- Born: August 24, 1896 Sleepy Eye, Minnesota
- Died: 1979
- Occupations: Builder and contractor
- Known for: "Birdhouses" of the San Fernando Valley
- Spouse: Mary Ode Faulconer
- Children: William Carl Mellenthin Jr. and Michael Alfred Mellenthin
- Parent(s): Carl and Mary Mellenthin
- Relatives: Two brothers, two sisters

= William Mellenthin =

American builder and contractor (1896–1979)

William Mellenthin (Aug. 24, 1896–1979) was a builder and contractor in Los Angeles and the San Fernando Valley. He built over 3,000 homes over the course of 30 years. He is well known for his iconic Birdhouse ranch homes built in the Valley from the 1940s to the 1960s, though his first house was built in 1923. He built small birdhouses, cupolas, or dovecotes into the roofs of the homes, either on the garage, living room, or bedroom. These homes were very popular with families in a post-war Los Angeles.

By combining the indoor-outdoor domestic spaces, rambling floor plans, and sturdy construction methods, the Midwesterner became a force to be reckoned with during the nascent real estate bonanza that engulfed the region in the immediate postwar era. Until recently, however, Mellenthin's work had been largely forgotten due to its humble qualities and the ubiquity of the dovecote style in the San Fernando Valley, following the wholesale adoption of his “birdhouse” treatments by other contemporaneous builders.

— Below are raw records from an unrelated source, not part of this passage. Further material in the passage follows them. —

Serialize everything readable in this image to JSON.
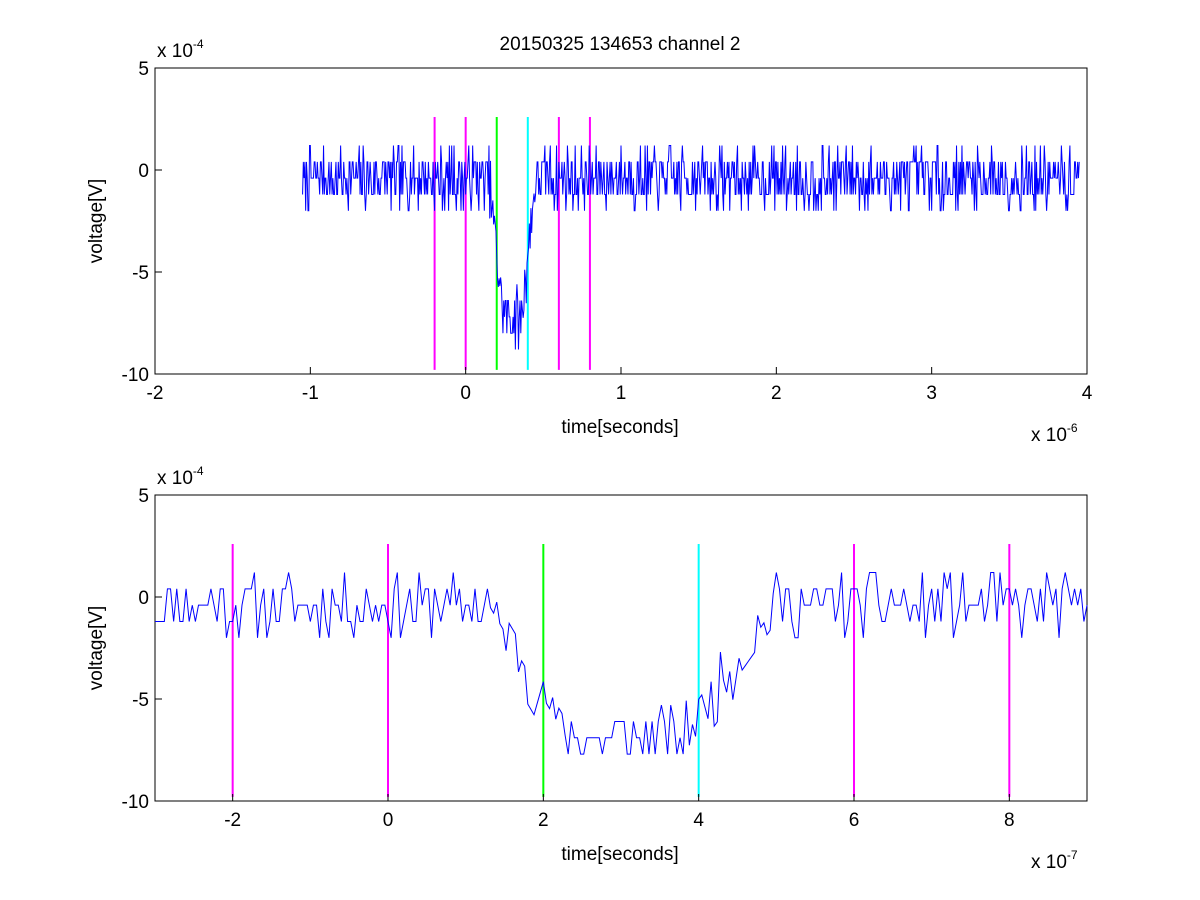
{
  "figure": {
    "title": "20150325 134653 channel 2"
  },
  "chart_data": [
    {
      "type": "line",
      "title": "20150325 134653 channel 2",
      "xlabel": "time[seconds]",
      "ylabel": "voltage[V]",
      "x_multiplier": {
        "base": "x 10",
        "exp": "-6"
      },
      "y_multiplier": {
        "base": "x 10",
        "exp": "-4"
      },
      "xlim": [
        -2,
        4
      ],
      "ylim": [
        -10,
        5
      ],
      "xticks": [
        -2,
        -1,
        0,
        1,
        2,
        3,
        4
      ],
      "yticks": [
        5,
        0,
        -5,
        -10
      ],
      "xtick_labels": [
        "-2",
        "-1",
        "0",
        "1",
        "2",
        "3",
        "4"
      ],
      "ytick_labels": [
        "5",
        "0",
        "-5",
        "-10"
      ],
      "grid": false,
      "series": [
        {
          "color": "#0000ff",
          "signal": {
            "x_start": -1.05,
            "x_end": 3.95,
            "step": 0.005,
            "baseline": -0.4,
            "noise_amplitude": 1.4,
            "dip": {
              "start": 0.15,
              "bottom_start": 0.24,
              "bottom_end": 0.36,
              "end": 0.45,
              "depth": -6.8
            },
            "seed": 7
          }
        }
      ],
      "markers": [
        {
          "x": -0.2,
          "color": "#ff00ff"
        },
        {
          "x": 0.0,
          "color": "#ff00ff"
        },
        {
          "x": 0.2,
          "color": "#00ff00"
        },
        {
          "x": 0.4,
          "color": "#00ffff"
        },
        {
          "x": 0.6,
          "color": "#ff00ff"
        },
        {
          "x": 0.8,
          "color": "#ff00ff"
        }
      ],
      "marker_y_range": [
        -9.8,
        2.6
      ]
    },
    {
      "type": "line",
      "title": "",
      "xlabel": "time[seconds]",
      "ylabel": "voltage[V]",
      "x_multiplier": {
        "base": "x 10",
        "exp": "-7"
      },
      "y_multiplier": {
        "base": "x 10",
        "exp": "-4"
      },
      "xlim": [
        -3,
        9
      ],
      "ylim": [
        -10,
        5
      ],
      "xticks": [
        -2,
        0,
        2,
        4,
        6,
        8
      ],
      "yticks": [
        5,
        0,
        -5,
        -10
      ],
      "xtick_labels": [
        "-2",
        "0",
        "2",
        "4",
        "6",
        "8"
      ],
      "ytick_labels": [
        "5",
        "0",
        "-5",
        "-10"
      ],
      "grid": false,
      "series": [
        {
          "color": "#0000ff",
          "signal": {
            "x_start": -3,
            "x_end": 9,
            "step": 0.04,
            "baseline": -0.4,
            "noise_amplitude": 1.4,
            "dip": {
              "start": 1.3,
              "bottom_start": 2.3,
              "bottom_end": 3.8,
              "end": 5.0,
              "depth": -6.5
            },
            "seed": 11
          }
        }
      ],
      "markers": [
        {
          "x": -2,
          "color": "#ff00ff"
        },
        {
          "x": 0,
          "color": "#ff00ff"
        },
        {
          "x": 2,
          "color": "#00ff00"
        },
        {
          "x": 4,
          "color": "#00ffff"
        },
        {
          "x": 6,
          "color": "#ff00ff"
        },
        {
          "x": 8,
          "color": "#ff00ff"
        }
      ],
      "marker_y_range": [
        -9.8,
        2.6
      ]
    }
  ]
}
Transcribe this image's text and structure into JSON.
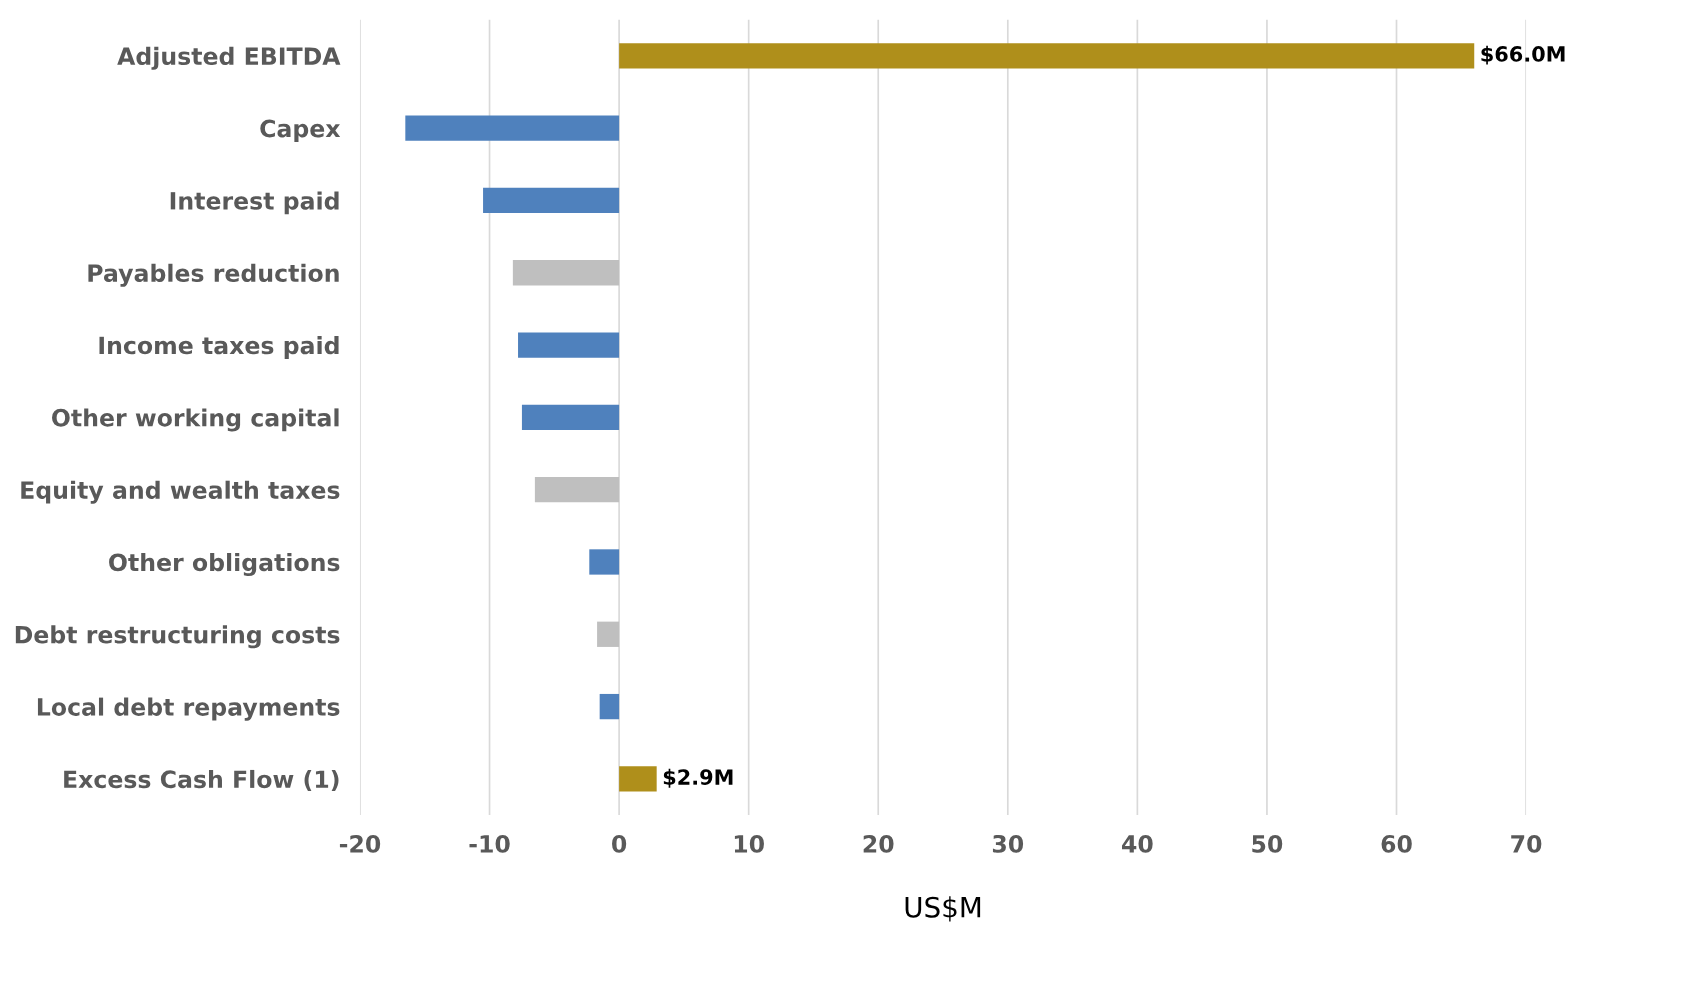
{
  "chart_data": {
    "type": "bar",
    "orientation": "horizontal",
    "xlabel": "US$M",
    "categories": [
      "Adjusted EBITDA",
      "Capex",
      "Interest paid",
      "Payables reduction",
      "Income taxes paid",
      "Other working capital",
      "Equity and wealth taxes",
      "Other obligations",
      "Debt restructuring costs",
      "Local debt repayments",
      "Excess Cash Flow (1)"
    ],
    "values": [
      66.0,
      -16.5,
      -10.5,
      -8.2,
      -7.8,
      -7.5,
      -6.5,
      -2.3,
      -1.7,
      -1.5,
      2.9
    ],
    "colors": [
      "#af8f1b",
      "#4f81bd",
      "#4f81bd",
      "#bfbfbf",
      "#4f81bd",
      "#4f81bd",
      "#bfbfbf",
      "#4f81bd",
      "#bfbfbf",
      "#4f81bd",
      "#af8f1b"
    ],
    "value_labels": [
      "$66.0M",
      null,
      null,
      null,
      null,
      null,
      null,
      null,
      null,
      null,
      "$2.9M"
    ],
    "xlim": [
      -20,
      70
    ],
    "xticks": [
      -20,
      -10,
      0,
      10,
      20,
      30,
      40,
      50,
      60,
      70
    ],
    "grid": "x",
    "legend": false
  }
}
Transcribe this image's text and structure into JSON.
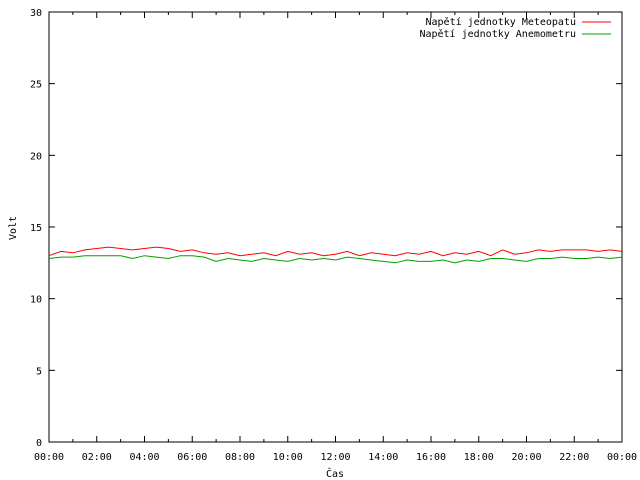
{
  "chart_data": {
    "type": "line",
    "title": "",
    "xlabel": "Čas",
    "ylabel": "Volt",
    "xlim": [
      0,
      24
    ],
    "ylim": [
      0,
      30
    ],
    "xticks": [
      "00:00",
      "02:00",
      "04:00",
      "06:00",
      "08:00",
      "10:00",
      "12:00",
      "14:00",
      "16:00",
      "18:00",
      "20:00",
      "22:00",
      "00:00"
    ],
    "yticks": [
      "0",
      "5",
      "10",
      "15",
      "20",
      "25",
      "30"
    ],
    "grid": false,
    "legend_position": "top-right",
    "colors": {
      "meteopat": "#ff0000",
      "anemometr": "#00a000"
    },
    "series": [
      {
        "name": "Napětí jednotky Meteopatu",
        "color": "#ff0000",
        "x": [
          0,
          0.5,
          1,
          1.5,
          2,
          2.5,
          3,
          3.5,
          4,
          4.5,
          5,
          5.5,
          6,
          6.5,
          7,
          7.5,
          8,
          8.5,
          9,
          9.5,
          10,
          10.5,
          11,
          11.5,
          12,
          12.5,
          13,
          13.5,
          14,
          14.5,
          15,
          15.5,
          16,
          16.5,
          17,
          17.5,
          18,
          18.5,
          19,
          19.5,
          20,
          20.5,
          21,
          21.5,
          22,
          22.5,
          23,
          23.5,
          24
        ],
        "values": [
          13.0,
          13.3,
          13.2,
          13.4,
          13.5,
          13.6,
          13.5,
          13.4,
          13.5,
          13.6,
          13.5,
          13.3,
          13.4,
          13.2,
          13.1,
          13.2,
          13.0,
          13.1,
          13.2,
          13.0,
          13.3,
          13.1,
          13.2,
          13.0,
          13.1,
          13.3,
          13.0,
          13.2,
          13.1,
          13.0,
          13.2,
          13.1,
          13.3,
          13.0,
          13.2,
          13.1,
          13.3,
          13.0,
          13.4,
          13.1,
          13.2,
          13.4,
          13.3,
          13.4,
          13.4,
          13.4,
          13.3,
          13.4,
          13.3
        ]
      },
      {
        "name": "Napětí jednotky Anemometru",
        "color": "#00a000",
        "x": [
          0,
          0.5,
          1,
          1.5,
          2,
          2.5,
          3,
          3.5,
          4,
          4.5,
          5,
          5.5,
          6,
          6.5,
          7,
          7.5,
          8,
          8.5,
          9,
          9.5,
          10,
          10.5,
          11,
          11.5,
          12,
          12.5,
          13,
          13.5,
          14,
          14.5,
          15,
          15.5,
          16,
          16.5,
          17,
          17.5,
          18,
          18.5,
          19,
          19.5,
          20,
          20.5,
          21,
          21.5,
          22,
          22.5,
          23,
          23.5,
          24
        ],
        "values": [
          12.8,
          12.9,
          12.9,
          13.0,
          13.0,
          13.0,
          13.0,
          12.8,
          13.0,
          12.9,
          12.8,
          13.0,
          13.0,
          12.9,
          12.6,
          12.8,
          12.7,
          12.6,
          12.8,
          12.7,
          12.6,
          12.8,
          12.7,
          12.8,
          12.7,
          12.9,
          12.8,
          12.7,
          12.6,
          12.5,
          12.7,
          12.6,
          12.6,
          12.7,
          12.5,
          12.7,
          12.6,
          12.8,
          12.8,
          12.7,
          12.6,
          12.8,
          12.8,
          12.9,
          12.8,
          12.8,
          12.9,
          12.8,
          12.9
        ]
      }
    ]
  }
}
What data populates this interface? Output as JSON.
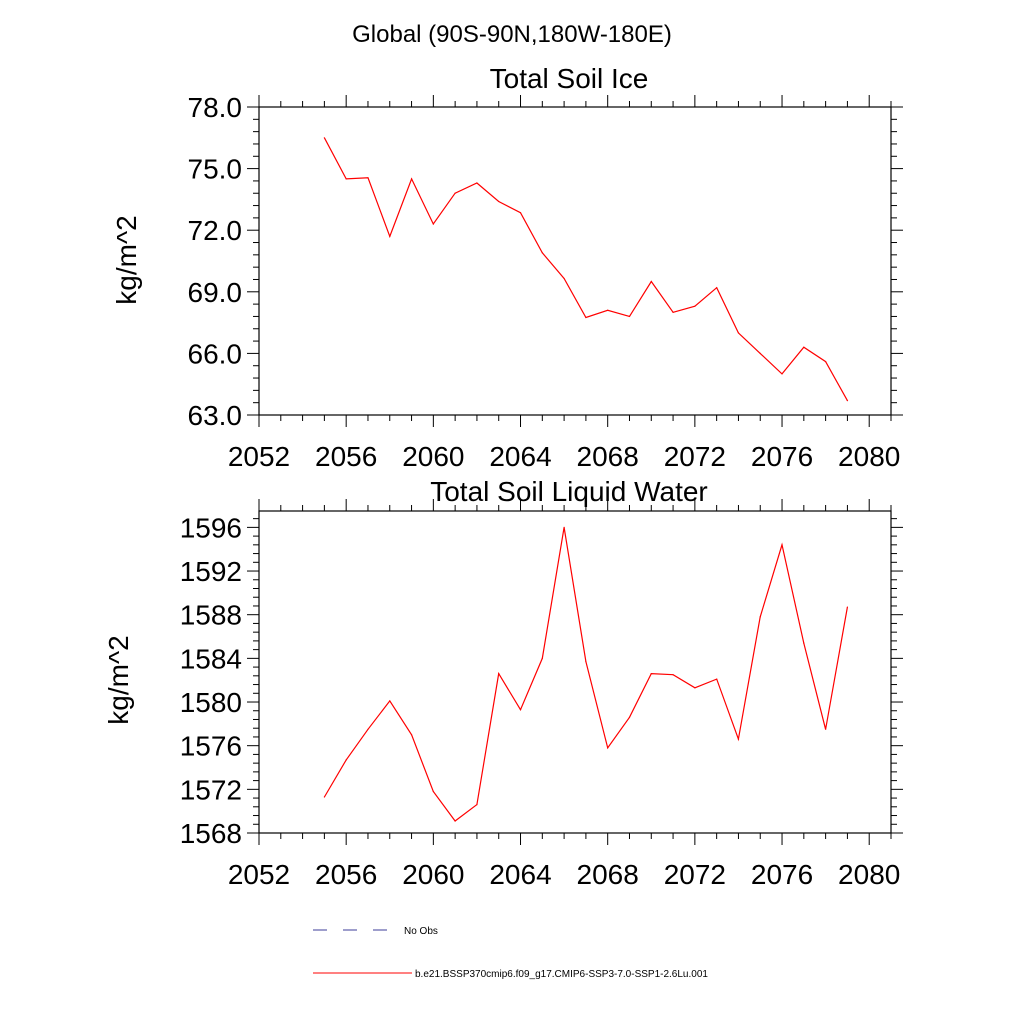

Mellenthin's early work was featured in Architectural Digest, Volume IX, Number 3. His company, William Mellenthin Builder, was incorporated in the mid-1950s. Early on, he worked with architect Leo F. Bachman. Today, Mellenthin Birdhouse homes are still popular with home buyers in the San Fernando Valley, and are often listed as "Classic Mellenthin" by realtors.